A Third Folio of Shakespeare’s plays printed in 1664 has a permanent home at University of South Carolina Libraries.
The book, a gift from Chicago attorney Jeffery Leving, along with the university’s copies of the Second and Fourth folios, will provide a rare opportunity for students, faculty and other researchers. Widely regarded as the greatest writer in the English language and the world’s greatest dramatist, Shakespeare produced most of his known works between 1589 and 1613.
“Scholars spend a good deal of time working with facsimiles and digital versions of Shakespeare’s plays, so the chance to work directly with archival materials is invaluable,” says Nina Levine, professor of English and associate dean of Arts, Humanities and Social Sciences in the College of Arts and Sciences, who publishes widely on Shakespeare.
The three folios together also benefit UofSC students who will be able to study Shakespeare’s afterlife in print in the 75 years following his death, Levine adds.

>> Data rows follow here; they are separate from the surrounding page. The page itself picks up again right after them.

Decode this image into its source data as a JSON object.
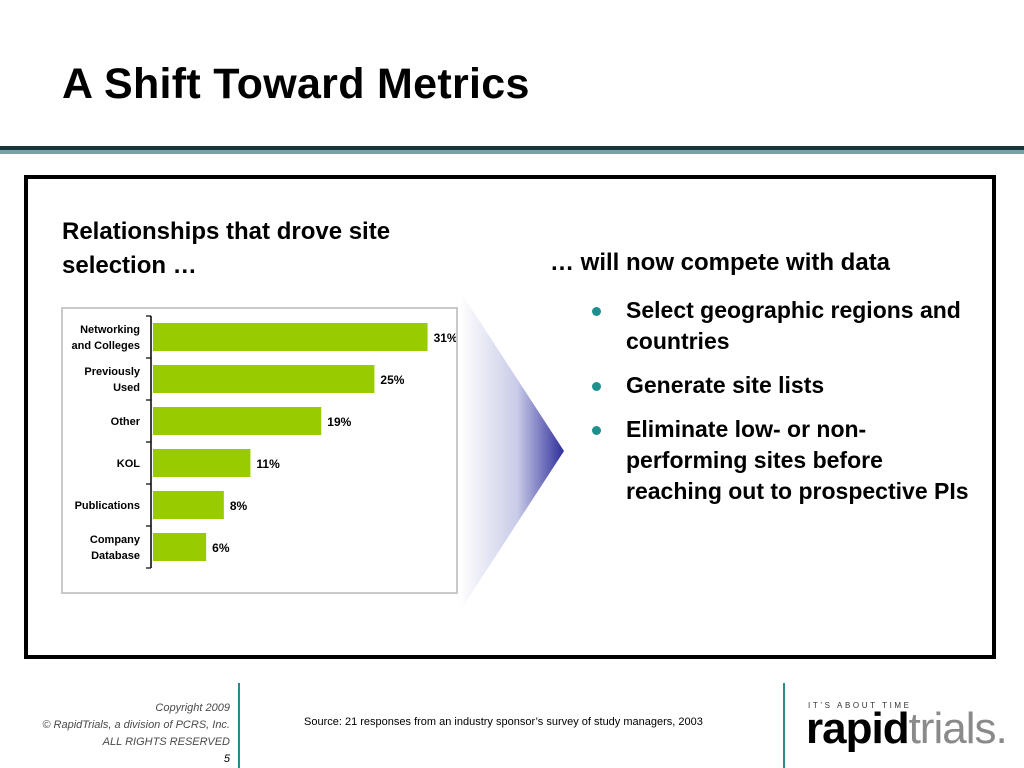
{
  "slide": {
    "title": "A Shift Toward Metrics"
  },
  "left": {
    "heading": "Relationships that drove site selection …"
  },
  "right": {
    "heading": "… will now compete with data",
    "bullets": [
      "Select geographic regions and countries",
      "Generate site lists",
      "Eliminate low- or non-performing sites before reaching out to prospective PIs"
    ]
  },
  "chart_data": {
    "type": "bar",
    "orientation": "horizontal",
    "categories": [
      [
        "Networking",
        "and Colleges"
      ],
      [
        "Previously",
        "Used"
      ],
      [
        "Other"
      ],
      [
        "KOL"
      ],
      [
        "Publications"
      ],
      [
        "Company",
        "Database"
      ]
    ],
    "values": [
      31,
      25,
      19,
      11,
      8,
      6
    ],
    "value_labels": [
      "31%",
      "25%",
      "19%",
      "11%",
      "8%",
      "6%"
    ],
    "xlim": [
      0,
      35
    ],
    "grid": false,
    "bar_color": "#99cc00"
  },
  "footer": {
    "copyright_lines": [
      "Copyright 2009",
      "© RapidTrials, a division of PCRS, Inc.",
      "ALL RIGHTS RESERVED"
    ],
    "page_number": "5",
    "source": "Source: 21 responses from an industry sponsor’s survey of study managers, 2003",
    "brand_tagline": "IT’S ABOUT TIME",
    "brand_rapid": "rapid",
    "brand_trials": "trials."
  },
  "colors": {
    "accent_teal": "#1d8f8f",
    "arrow_blue": "#2e2e9a",
    "bar_green": "#99cc00"
  }
}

Every copy of a Shakespeare Folio tells a piece of a larger story, and when these copies are brought together, interesting things start to take shape, says Greg Prickman, the Eric Weinmann librarian and director of collections for Folger Shakespeare Library in Washington, D.C.
“The Third Folio is an important piece of the puzzle of how Shakespeare became the iconic figure he is today, and this evolution becomes apparent when the Second, Third, and Fourth folios can be studied alongside one another and their differences compared,” Prickman says.
‘Third Folio is the rarest’
Many of Shakespeare’s plays, which were written to be performed, were not published during his lifetime. The First Folio, the first collected edition of Shakespeare’s works was published in 1623, seven years after his death, by two fellow actors who compiled 46 of his plays to preserve them for future generations. A Second Folio was published in 1632, and the Third Folio, which was published in 1663 and reissued in 1664, has been described as rare, compared with the Second and Fourth (1685). The reason for its rarity has been debated, but speculation is that many copies were destroyed in the Great Fire of London in 1666.
The second issue, is significant, Levine says, because it was published shortly after the theaters reopened following the Restoration, and it included seven so-called “new” plays. Shakespeare may have had a hand in some of these additional plays, but only Pericles is attributed to Shakespeare today.
“The Third Folio is the rarest of the folios. Having one in our collection provides a more enriching classroom and research experience for students. And it puts us in very good company. Harvard, Yale, Duke, Rutgers and Emory universities all have copies,” says Tom McNally, dean of University Libraries.
Fewer than 50 copies of the Third Folio are cataloged through the Online Computer Library Center, says Elizabeth Sudduth, associate dean for special collections and director of the Irvin Department of Rare Books and Special Collections. Not all copies — such as those in private collections — are included in this global library cooperative, but it is an indication of the quantity in existence.